Sam Harris' The End of faith and Alister McGrath's Dawkins' God are two books attempting to tackle the intellectual foundations of the debate from vastly opposing view points. McGrath, who featured in an RSA lecture in March 2006 debating Daniel Dennett and the ideas put forward in his book Breaking the spell: religion as a natural phenomenon, seeks to defend religion by providing the first book-length response to Richard Dawkin's influential attempt to explain religion by scientific means.
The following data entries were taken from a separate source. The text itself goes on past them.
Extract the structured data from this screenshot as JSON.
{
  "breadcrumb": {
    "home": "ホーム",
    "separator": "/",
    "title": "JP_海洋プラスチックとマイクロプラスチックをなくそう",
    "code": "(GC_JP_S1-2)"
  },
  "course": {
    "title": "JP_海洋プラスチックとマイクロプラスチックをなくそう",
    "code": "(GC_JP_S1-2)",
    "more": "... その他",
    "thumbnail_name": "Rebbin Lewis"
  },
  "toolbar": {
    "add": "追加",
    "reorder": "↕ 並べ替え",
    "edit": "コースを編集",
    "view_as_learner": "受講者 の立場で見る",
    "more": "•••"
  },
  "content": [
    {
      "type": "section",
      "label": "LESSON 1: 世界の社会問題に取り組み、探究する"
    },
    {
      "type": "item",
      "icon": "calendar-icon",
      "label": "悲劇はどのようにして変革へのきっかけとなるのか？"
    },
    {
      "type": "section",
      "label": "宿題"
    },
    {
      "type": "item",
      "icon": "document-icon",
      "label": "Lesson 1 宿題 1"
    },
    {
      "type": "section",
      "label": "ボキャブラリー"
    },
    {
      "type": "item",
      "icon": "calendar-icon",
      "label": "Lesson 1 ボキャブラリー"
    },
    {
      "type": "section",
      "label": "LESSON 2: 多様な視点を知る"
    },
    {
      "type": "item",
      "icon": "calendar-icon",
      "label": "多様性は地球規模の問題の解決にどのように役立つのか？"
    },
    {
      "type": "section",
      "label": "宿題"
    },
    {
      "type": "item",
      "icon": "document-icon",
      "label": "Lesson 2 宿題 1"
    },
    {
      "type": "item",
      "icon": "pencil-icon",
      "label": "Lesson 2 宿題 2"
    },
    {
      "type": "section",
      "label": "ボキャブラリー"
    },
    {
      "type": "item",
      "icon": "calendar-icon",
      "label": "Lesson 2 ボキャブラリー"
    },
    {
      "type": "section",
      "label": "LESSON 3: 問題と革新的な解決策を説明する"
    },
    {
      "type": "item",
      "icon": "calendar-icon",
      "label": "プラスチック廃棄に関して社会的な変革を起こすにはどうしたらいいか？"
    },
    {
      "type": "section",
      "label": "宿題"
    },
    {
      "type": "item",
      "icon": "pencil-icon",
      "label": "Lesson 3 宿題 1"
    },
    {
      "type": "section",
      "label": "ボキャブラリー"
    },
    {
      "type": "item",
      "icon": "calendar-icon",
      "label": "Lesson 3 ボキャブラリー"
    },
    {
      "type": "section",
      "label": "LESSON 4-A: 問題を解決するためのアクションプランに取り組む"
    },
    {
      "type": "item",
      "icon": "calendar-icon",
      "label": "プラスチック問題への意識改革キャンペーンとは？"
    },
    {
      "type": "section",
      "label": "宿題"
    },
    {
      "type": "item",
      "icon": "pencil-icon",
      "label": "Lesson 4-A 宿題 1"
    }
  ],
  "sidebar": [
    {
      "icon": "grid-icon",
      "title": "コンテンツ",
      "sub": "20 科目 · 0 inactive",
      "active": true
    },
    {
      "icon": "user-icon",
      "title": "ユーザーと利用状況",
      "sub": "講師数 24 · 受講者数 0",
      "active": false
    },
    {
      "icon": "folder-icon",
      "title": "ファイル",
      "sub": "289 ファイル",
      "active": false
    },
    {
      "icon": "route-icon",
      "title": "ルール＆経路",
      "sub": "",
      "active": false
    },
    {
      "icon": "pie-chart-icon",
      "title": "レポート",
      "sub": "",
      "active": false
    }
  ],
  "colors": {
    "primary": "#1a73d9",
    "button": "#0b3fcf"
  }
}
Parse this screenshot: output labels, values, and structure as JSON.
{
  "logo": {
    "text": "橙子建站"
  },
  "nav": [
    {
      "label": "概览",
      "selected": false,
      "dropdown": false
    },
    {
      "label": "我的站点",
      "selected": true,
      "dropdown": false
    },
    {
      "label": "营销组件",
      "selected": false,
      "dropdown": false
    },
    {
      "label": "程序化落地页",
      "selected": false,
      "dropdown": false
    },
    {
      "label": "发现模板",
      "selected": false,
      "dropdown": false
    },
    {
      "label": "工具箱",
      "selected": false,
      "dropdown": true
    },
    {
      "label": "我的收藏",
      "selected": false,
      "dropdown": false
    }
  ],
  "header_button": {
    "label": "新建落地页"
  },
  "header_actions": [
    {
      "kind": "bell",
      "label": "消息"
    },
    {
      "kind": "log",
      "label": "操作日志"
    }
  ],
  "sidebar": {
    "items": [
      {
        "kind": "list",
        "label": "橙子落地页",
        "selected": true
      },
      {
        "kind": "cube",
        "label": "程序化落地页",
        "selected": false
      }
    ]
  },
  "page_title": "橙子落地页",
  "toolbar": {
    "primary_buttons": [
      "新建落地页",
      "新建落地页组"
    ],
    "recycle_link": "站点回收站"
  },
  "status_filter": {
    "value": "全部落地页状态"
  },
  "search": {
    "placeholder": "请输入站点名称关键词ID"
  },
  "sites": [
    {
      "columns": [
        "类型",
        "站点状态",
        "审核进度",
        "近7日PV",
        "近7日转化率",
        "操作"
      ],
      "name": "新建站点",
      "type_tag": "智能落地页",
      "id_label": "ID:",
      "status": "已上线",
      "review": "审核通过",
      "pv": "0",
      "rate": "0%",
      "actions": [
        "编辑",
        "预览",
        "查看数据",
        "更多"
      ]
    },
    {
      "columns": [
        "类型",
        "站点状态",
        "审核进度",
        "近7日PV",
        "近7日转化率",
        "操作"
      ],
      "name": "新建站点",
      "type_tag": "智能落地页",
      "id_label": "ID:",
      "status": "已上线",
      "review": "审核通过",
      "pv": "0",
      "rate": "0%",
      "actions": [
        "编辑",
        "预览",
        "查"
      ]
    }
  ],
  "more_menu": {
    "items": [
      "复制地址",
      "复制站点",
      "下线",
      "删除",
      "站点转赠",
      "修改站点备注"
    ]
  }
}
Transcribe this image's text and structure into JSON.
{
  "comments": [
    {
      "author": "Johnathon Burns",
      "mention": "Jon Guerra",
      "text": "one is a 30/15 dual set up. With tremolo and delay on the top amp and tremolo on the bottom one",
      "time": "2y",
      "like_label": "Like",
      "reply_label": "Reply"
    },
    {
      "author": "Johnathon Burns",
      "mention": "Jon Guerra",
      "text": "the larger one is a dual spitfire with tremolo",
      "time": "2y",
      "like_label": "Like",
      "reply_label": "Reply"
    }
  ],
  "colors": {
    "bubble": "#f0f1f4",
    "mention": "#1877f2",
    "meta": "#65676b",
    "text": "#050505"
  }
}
Combining scientific analysis and theology, McGrath is particularly convincing is his attack Dawkins' theory of memes.
Sam Harris by contrast provides a more sociological analysis of the effect of religion on modern society and what he considers to be the great conflict between faith and reason. He highlights mankind's willingness to suspend reason in favor of religious beliefs, seeking to explain this human tendency even when those beliefs are often used to justify harmful behavior and sometimes heinous crimes.